The Hard Reality of Low Production Numbers

A recent analysis of loan officer performance for a mid-Atlantic state in 2016 revealed shockingly low production numbers. According to the data, the state had approximately 9,000 originators but only 300 originators produced $10 million in annual volume. In the past, $10 million in annual volume was not considered exemplary performance but in a refinance-driven year, many originators cannot even seem to reach that production level. Of course, many of the originators could have been producing managers, processors or part-timers and may not have actually originated, but the fact remains that 3% or a very small number of originators are generating $850,000 monthly volume or more. This data is unsettling to say the least. What does this mean as the mortgage marketplace shifts to purchase money with interest rates on the rise?

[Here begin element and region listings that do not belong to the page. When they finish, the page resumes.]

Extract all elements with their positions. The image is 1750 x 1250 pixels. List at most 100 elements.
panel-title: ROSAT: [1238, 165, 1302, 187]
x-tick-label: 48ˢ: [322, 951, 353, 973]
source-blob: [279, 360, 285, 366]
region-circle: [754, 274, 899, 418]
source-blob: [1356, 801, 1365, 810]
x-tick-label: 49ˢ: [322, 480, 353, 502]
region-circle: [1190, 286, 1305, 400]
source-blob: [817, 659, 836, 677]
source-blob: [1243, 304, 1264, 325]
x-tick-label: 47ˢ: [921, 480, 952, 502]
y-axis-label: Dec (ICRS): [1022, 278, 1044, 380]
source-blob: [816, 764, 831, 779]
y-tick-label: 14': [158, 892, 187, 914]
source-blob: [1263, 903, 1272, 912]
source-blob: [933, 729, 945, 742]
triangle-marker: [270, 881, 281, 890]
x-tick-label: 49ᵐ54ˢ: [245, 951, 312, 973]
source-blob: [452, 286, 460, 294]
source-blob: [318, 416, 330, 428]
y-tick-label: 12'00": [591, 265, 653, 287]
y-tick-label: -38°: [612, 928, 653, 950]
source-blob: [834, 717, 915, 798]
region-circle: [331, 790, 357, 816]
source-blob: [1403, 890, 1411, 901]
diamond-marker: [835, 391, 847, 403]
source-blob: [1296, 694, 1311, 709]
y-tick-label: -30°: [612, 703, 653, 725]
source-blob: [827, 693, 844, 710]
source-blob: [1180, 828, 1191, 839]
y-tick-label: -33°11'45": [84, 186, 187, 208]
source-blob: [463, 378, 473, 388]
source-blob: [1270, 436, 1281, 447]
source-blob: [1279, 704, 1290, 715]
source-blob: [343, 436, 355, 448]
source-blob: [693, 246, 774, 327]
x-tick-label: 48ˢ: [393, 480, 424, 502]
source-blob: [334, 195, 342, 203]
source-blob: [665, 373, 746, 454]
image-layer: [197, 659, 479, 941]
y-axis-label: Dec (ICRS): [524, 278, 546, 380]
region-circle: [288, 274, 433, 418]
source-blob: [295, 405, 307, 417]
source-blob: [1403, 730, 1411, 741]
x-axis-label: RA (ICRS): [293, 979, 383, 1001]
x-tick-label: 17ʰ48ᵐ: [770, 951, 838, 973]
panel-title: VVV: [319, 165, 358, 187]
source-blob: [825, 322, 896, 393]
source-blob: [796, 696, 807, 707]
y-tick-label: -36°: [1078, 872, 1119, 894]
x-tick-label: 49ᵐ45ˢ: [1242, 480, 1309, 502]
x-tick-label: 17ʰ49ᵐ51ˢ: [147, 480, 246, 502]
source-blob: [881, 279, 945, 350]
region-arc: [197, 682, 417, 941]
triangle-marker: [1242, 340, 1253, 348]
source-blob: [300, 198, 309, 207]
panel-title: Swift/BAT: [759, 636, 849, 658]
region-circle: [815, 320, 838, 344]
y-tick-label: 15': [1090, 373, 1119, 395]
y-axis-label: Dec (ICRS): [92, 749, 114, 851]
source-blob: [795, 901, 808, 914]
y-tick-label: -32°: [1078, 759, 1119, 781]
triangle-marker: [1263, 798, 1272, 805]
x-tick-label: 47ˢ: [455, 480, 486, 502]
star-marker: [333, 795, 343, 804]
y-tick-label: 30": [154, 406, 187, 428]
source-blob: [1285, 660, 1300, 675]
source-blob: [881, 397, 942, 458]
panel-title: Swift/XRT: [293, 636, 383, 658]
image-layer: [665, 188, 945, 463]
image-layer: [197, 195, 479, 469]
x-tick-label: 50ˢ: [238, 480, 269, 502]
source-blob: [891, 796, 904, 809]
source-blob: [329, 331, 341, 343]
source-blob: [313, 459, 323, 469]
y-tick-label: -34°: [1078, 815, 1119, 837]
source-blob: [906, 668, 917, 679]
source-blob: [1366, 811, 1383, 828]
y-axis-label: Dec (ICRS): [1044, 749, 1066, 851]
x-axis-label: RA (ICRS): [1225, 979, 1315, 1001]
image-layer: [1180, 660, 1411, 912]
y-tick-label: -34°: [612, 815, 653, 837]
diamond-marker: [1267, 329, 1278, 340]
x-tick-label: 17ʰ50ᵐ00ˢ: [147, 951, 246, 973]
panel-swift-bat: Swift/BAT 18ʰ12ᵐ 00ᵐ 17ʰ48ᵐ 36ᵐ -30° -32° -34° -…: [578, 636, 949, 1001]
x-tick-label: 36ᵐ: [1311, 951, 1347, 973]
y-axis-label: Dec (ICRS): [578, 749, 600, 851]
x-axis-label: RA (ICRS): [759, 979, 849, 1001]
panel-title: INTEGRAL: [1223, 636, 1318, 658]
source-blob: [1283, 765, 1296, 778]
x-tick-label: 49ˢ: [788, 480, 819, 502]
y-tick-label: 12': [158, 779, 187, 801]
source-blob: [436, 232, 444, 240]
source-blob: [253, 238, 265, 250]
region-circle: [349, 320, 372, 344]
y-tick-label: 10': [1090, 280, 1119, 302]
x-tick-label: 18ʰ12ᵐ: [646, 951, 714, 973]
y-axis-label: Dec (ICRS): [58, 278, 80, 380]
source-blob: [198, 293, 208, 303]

Since refinancing will inevitably be a smaller portion of the marketplace in 2017, many sales teams will be in for a tough time in the new year. Senior managers will need to determine whether low production is rooted in originators who lack consultative selling skills or those who lack the innate sales talent needed to succeed. While skills-deficient producers can benefit from sales training, originators without sales talent should be replaced or moved into other positions. In my view, addressing the sales talent issue is priority number one for all sales organizations.

So what are the most common reasons companies are not addressing mediocre or underperformers? In my sales consulting practice, here are the scenarios I frequently encounter:

• The decade-long refinance environment has enabled companies to delay facing tough decisions and enforcing performance standards that would generate a profit. Many companies have performance standards but never enforced them because the need for warm bodies to handle the refinance volume was so urgent. As a result, a refinancing marketplace has masked order-takers where producers appear to be matched to self-sourcing but really are not. Order-takers spend time with daily pipeline management tasks but will not prospect for new business, even if they are provided with training. Managers who fail to admit that a producer is not a match for a position will pay the price in the long run in terms of lost referral business and revenue.

• The false belief or justification that a new CRM or better products will prompt experienced but underperforming originators to boost production. This is wishful thinking that rarely happens because the core issue is caused by the individual’s lack of sales talent, not external circumstances or factors. I like to call this the “Jay Cutler complex.” Jay Cutler, the Chicago Bears quarterback, has been recognized by many as overrated when you look at his performance numbers, but he is paid like a top-tier quarterback. I think too often when managers evaluate sales talent, their emotions dominate because they want the new employee to succeed but they are not objective and are afraid to be tough in the interviewing process.

• Finally, the lack of willingness to accept or recognize that large sales forces with uneven messaging and performance results are the biggest roadblock to meeting customer demands in the new marketplace. The trend line is clear that smaller but better quality sales teams should be the new mantra at every company. Creating a better sales force requires an investment in sales and management training as a minimum. It requires rookie salespeople who can use technology and are willing to follow a structured sales process. The change to smaller staffs has been seen in other industries, especially communications and technology but has not been widely accepted in mortgage banking. Why? Many believe their sales force is “not broken so why fix it”; “it has always been done this way;” or “time is on our side.”

Just look at the recent Macy’s store closings where the retail giant is finally admitting that Amazon has changed retail space forever. Macy’s has tried to play catch-up by making incremental changes but obviously they have not been enough.  Mortgage banking is in a similar situation where the future is evident. Quicken’s phenomenal rise to the top in market share and customer satisfaction by structuring each part of the sales process is the winning strategy. Quicken’s biggest claim to fame is that they leave nothing to chance in the sales process. Their originators must contact a lead within a certain timeframe are they won’t be working there. A lender who thinks a laissez faire sales force strategy will continue to be successful is dreaming. Customers have spoken: they want to see appropriate options for them presented by knowledgeable salespeople; they want to be updated in the mode of communication tools they use and they want continuing advice on their largest investment — their home.

Is your sales force up to the challenge of prospecting for today’s customers and referral sources? The hard decisions need to be made this year as the marketplace is changing rapidly.